Implications for Accounting Firms
More stringent ESG regulations are anticipated to flow into businesses beyond the policy requirement. The indirect impact on small businesses in the supply chains of large firms will thus increase demand for climate reporting services.
Otherwise, it may find the accountants completely skipping the emergent market. The carbon reporting requirement means that the financial professional needed in a compliance advisory situation will look towards guiding it. Regulatory frameworks do not end up being static but keep on evolving, and hence, a matter of time might just make the case for climate reporting upskilling a no-choice affair in this industry.

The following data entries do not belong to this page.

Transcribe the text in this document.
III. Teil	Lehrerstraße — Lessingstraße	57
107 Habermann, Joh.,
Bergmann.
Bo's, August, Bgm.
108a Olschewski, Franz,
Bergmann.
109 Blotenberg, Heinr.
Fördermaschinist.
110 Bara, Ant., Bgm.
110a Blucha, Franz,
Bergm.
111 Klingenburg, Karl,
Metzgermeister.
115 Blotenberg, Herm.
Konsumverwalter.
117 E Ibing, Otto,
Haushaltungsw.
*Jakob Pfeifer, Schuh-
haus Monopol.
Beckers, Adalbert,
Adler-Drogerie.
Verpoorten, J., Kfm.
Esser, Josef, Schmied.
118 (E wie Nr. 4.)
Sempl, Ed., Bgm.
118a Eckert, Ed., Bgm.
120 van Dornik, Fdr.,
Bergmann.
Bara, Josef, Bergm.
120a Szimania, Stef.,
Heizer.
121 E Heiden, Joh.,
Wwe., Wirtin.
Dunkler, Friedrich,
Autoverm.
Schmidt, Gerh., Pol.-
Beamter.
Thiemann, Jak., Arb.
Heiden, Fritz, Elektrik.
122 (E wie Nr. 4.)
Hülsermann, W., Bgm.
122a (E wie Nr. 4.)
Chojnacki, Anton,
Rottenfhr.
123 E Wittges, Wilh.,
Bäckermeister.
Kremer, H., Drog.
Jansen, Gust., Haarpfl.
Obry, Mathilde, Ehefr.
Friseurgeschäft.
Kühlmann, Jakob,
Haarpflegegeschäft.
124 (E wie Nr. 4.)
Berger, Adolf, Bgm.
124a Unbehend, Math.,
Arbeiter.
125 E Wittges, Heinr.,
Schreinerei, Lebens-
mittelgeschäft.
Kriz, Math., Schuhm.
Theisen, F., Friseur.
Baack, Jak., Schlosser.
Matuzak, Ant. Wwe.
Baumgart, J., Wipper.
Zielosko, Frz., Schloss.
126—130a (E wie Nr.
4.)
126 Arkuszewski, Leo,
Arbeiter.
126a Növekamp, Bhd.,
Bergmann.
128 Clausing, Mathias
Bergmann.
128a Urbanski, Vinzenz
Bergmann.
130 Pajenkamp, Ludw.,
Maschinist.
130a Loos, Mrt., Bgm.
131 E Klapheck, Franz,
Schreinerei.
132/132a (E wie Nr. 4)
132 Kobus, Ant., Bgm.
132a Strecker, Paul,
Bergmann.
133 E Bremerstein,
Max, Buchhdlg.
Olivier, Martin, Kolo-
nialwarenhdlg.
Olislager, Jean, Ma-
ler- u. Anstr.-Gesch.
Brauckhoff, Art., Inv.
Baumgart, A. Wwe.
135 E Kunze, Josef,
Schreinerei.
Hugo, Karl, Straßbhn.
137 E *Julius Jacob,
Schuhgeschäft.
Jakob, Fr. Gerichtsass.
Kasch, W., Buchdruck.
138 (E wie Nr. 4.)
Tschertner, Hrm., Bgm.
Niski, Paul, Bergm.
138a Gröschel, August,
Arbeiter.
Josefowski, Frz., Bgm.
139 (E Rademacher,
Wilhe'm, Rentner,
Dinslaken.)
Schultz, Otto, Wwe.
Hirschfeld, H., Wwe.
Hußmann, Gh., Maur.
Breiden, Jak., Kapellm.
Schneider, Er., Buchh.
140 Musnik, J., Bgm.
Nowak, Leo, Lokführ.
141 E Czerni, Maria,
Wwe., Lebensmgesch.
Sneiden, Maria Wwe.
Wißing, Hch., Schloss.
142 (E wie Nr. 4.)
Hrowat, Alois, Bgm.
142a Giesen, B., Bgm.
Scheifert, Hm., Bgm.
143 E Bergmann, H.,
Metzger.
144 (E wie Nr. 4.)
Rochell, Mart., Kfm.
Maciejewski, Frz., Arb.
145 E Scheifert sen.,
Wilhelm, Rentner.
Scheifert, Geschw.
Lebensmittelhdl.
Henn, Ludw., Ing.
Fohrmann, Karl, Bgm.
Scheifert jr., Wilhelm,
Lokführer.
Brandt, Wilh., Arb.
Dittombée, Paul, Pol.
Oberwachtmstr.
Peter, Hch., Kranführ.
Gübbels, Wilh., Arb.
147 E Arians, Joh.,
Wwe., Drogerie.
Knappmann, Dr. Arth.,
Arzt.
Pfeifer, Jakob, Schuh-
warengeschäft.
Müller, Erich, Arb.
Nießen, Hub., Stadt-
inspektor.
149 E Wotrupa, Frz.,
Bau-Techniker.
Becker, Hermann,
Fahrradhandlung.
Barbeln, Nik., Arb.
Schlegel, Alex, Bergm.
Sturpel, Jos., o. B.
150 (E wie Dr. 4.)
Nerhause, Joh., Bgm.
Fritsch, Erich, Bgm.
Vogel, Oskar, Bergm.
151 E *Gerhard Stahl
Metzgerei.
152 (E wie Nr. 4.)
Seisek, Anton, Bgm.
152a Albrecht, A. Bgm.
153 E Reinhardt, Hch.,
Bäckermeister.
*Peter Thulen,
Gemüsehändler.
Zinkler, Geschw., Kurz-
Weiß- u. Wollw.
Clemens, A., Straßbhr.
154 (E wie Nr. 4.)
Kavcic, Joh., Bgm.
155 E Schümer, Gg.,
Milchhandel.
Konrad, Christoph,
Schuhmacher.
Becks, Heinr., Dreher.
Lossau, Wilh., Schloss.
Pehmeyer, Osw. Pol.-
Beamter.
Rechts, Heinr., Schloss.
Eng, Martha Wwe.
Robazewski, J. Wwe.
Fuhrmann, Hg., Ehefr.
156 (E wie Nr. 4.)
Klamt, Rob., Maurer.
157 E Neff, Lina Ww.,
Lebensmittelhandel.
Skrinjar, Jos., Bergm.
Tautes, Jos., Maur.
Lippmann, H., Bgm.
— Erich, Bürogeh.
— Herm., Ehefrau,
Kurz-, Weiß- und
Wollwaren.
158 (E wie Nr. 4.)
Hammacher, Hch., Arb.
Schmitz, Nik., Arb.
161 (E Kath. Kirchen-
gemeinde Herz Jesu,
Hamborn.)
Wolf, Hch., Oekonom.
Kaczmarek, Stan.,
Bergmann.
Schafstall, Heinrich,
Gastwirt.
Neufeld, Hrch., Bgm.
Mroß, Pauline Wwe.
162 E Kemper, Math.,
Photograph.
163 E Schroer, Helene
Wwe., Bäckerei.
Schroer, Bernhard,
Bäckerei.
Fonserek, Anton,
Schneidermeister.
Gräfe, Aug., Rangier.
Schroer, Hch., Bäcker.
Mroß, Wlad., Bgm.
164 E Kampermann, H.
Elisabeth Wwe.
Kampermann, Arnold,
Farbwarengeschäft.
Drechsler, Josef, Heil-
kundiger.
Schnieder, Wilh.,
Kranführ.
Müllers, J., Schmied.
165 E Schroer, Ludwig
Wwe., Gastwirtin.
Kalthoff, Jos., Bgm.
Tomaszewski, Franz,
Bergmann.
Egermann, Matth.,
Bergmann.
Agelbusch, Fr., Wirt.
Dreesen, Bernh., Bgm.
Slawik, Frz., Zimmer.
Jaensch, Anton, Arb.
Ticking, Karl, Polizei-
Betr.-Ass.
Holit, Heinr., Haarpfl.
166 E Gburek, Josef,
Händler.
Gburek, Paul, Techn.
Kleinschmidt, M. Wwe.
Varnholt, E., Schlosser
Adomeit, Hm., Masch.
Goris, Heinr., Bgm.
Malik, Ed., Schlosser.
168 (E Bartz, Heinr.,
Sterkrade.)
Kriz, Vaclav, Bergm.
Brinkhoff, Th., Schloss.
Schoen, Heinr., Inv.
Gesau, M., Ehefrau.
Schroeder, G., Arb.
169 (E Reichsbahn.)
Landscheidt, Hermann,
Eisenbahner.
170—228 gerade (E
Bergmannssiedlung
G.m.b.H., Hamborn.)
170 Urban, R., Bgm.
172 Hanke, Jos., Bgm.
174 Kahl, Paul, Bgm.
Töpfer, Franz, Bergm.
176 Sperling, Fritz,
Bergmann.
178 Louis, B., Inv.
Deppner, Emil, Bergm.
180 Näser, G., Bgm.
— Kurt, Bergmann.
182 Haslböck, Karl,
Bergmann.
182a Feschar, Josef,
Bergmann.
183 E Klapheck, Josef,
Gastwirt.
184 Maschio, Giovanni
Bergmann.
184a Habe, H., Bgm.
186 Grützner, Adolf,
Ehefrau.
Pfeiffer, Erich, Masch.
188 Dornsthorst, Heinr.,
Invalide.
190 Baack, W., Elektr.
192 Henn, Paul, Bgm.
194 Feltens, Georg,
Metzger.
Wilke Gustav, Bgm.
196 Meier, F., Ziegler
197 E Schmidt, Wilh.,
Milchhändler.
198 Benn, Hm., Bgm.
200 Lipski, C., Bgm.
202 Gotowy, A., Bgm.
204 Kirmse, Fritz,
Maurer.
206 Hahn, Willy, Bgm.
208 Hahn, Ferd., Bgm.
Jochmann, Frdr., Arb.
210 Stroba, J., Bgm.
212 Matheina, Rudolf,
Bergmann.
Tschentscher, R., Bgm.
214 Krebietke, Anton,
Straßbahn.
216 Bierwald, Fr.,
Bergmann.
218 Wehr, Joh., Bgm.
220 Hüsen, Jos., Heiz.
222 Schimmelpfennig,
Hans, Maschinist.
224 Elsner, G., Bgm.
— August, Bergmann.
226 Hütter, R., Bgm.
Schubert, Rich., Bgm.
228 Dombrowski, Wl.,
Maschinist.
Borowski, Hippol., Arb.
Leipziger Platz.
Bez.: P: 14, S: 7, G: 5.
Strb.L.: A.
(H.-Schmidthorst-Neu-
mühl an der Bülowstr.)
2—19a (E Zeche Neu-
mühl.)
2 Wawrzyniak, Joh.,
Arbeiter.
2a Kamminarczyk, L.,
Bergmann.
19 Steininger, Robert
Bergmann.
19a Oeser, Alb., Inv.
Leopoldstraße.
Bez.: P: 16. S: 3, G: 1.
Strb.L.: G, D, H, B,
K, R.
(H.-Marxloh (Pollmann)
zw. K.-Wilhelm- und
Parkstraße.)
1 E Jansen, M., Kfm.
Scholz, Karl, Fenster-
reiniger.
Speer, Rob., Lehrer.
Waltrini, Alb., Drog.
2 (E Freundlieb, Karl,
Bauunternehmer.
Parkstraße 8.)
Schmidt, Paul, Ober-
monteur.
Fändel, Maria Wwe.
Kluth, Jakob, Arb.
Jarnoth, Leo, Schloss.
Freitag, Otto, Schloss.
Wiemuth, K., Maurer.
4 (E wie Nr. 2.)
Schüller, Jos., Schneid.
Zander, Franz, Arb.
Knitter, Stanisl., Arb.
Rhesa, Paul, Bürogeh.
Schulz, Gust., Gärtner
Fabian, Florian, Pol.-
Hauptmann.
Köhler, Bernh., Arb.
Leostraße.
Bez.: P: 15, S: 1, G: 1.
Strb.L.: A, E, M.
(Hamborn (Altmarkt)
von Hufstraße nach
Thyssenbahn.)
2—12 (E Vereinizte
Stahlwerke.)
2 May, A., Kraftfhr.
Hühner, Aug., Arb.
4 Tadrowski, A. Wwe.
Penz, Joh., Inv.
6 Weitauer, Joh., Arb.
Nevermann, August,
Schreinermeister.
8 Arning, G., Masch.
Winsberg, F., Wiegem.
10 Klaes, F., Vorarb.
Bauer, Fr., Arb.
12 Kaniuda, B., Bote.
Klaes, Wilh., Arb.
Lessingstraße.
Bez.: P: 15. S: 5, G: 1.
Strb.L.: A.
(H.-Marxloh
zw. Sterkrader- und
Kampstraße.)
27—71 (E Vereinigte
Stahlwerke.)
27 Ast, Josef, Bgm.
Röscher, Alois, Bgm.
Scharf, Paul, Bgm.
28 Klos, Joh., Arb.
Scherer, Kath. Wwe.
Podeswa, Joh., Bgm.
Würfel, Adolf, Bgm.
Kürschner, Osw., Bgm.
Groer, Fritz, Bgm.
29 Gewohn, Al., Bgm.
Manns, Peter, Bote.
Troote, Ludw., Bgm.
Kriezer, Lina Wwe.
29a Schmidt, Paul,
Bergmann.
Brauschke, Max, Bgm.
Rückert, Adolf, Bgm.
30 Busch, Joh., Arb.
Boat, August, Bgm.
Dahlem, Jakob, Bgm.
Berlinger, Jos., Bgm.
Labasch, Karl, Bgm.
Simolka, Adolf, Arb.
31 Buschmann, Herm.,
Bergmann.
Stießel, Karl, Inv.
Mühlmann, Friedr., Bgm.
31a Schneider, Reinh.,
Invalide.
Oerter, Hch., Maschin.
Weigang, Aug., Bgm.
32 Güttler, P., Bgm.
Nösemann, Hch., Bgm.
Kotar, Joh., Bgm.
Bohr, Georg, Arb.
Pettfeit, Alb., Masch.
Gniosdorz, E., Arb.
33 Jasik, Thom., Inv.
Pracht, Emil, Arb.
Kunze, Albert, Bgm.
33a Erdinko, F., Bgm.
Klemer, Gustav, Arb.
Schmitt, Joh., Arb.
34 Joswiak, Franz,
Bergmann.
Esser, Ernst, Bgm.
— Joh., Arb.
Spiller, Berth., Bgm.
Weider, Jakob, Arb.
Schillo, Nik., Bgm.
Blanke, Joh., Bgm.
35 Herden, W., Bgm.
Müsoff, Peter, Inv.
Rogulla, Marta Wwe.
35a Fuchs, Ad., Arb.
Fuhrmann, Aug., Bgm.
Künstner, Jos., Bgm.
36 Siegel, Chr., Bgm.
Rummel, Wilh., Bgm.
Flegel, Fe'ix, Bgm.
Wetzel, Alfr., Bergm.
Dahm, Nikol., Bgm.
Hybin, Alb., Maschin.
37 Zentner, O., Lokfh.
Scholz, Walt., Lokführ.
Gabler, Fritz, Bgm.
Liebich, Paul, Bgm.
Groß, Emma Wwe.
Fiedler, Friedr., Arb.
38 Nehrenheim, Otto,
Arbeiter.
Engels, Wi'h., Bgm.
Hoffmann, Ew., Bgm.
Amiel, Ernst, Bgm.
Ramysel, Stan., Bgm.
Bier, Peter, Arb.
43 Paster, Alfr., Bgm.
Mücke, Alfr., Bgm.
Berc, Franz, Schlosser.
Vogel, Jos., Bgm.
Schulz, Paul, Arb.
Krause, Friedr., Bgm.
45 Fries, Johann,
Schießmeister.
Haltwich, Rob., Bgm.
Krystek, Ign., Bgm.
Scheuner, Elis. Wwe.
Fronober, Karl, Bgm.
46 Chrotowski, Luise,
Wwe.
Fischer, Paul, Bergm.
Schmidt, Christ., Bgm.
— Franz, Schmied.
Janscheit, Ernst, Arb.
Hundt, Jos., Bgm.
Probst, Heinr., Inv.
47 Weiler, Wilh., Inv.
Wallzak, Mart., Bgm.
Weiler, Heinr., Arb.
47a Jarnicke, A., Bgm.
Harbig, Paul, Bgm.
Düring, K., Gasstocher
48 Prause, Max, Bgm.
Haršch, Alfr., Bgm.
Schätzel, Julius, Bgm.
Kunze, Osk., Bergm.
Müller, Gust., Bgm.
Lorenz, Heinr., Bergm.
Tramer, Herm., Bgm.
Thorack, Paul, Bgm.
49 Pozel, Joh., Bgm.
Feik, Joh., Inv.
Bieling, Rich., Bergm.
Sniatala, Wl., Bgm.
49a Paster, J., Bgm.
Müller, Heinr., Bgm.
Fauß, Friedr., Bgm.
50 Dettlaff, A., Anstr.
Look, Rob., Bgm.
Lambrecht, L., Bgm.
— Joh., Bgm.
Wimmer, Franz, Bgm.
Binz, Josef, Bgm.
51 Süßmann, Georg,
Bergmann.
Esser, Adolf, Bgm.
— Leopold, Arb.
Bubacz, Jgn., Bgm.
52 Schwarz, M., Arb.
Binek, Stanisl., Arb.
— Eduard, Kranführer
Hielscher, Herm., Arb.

There is a sense of Urgency for Action
The research calls for an immediate change. Accounting professionals should invest in training and education to eliminate knowledge gaps and adjust their services to meet the emerging needs of their clients. As demand for carbon reporting increases, the firms that adapt early will better be in a position to capitalize on the shaping landscape.
Conclusion
Climate reporting will soon be financial compliance, but the accounting industry is not ready for it. More regulatory pressure and the surge in reporting demands means that firms that don't develop expertize will lose their competition advantage. The industry needs to address growing carbon reporting service demands proactively so that it doesn't lose relevance in the changed business environment.